A história da Formiguinha que prendeu o pé na neve


A mãe raramente contava histórias.
Era o pai, quando voltava de viagem a cada duas semanas por vezes, que ao cair da tarde no quintal, quando a mandioqueira já não fazia sombra e só nos recolhia, ele punha as cabeças da miudagem do bairro que se juntava a nós, a viajar com ele pelas mil e uma noites, e pelos palácios de jade iluminados pela lâmpada do Aladino, ou a acompanhar as façanhas do Miséria, que andou mundo fora e cá se deixou ficar.
A mãe administrava os cheiros e as cores da casa, da nossa vida.
Houve um dia porém, que a mãe nos surpreendeu. Ainda estávamos no planalto central, com o pai longe no quente da capital a arranjar sustento.
Aqui, fazia frio, boa altura para a mãe fazer a manteiga saborosa, feita como leite comprado cedinho à porta, que se punha a dormir lá fora na varanda, e acordava fresca pronta a por no pão quente acabado de fazer no forno do quintal. Só que nesta altura, não havia cheiro de pão, e a tarde parecia não acabar. A mãe nesse dia não pos a mesa e aninhou-nos à sua volta e começou a história da formiguina que prendeu o pé na neve. Chegou a hora do jantar e a mãe continuava a história acabamos um a um por adormecer.

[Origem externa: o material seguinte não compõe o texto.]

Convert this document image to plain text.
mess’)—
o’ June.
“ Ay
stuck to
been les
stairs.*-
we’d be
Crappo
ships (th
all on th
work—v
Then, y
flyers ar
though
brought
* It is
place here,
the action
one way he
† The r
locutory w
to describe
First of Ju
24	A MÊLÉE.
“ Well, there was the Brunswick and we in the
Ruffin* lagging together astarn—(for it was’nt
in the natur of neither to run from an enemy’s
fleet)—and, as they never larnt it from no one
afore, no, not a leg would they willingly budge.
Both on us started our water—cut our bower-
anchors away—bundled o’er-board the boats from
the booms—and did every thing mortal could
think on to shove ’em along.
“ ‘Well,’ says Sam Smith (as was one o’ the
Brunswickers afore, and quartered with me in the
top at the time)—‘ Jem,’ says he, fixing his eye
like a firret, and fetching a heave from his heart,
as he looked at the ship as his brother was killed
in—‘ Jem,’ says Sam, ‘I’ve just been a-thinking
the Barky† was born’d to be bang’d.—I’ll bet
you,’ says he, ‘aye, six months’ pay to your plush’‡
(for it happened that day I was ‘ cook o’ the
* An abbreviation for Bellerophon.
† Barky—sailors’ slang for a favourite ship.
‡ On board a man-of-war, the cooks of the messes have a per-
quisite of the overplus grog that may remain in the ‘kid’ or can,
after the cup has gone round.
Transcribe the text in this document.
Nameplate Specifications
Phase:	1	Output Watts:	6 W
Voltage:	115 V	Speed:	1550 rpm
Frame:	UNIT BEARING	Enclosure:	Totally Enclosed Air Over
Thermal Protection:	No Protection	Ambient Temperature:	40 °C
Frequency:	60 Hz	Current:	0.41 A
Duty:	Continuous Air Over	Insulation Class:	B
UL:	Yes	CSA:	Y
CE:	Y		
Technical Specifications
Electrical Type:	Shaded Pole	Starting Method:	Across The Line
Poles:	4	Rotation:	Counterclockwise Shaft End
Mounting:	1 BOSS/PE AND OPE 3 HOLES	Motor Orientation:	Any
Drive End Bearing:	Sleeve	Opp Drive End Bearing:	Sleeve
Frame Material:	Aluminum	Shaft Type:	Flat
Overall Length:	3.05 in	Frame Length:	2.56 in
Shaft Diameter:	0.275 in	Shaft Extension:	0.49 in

E é desta história que me lembro contada pela mãe. Todas as outras eram histórias das nossas vivências, do avô, da infância que nos faziam a companhia de todos os ausentes e nosprendia às nossas raizes. Das outras histórias ficou a da formiga que anos mais tarde,já adulta percebi que não tinha sido nada mais do que a única forma da mãe substituir o pão que naquele dia não havia para por na mesa.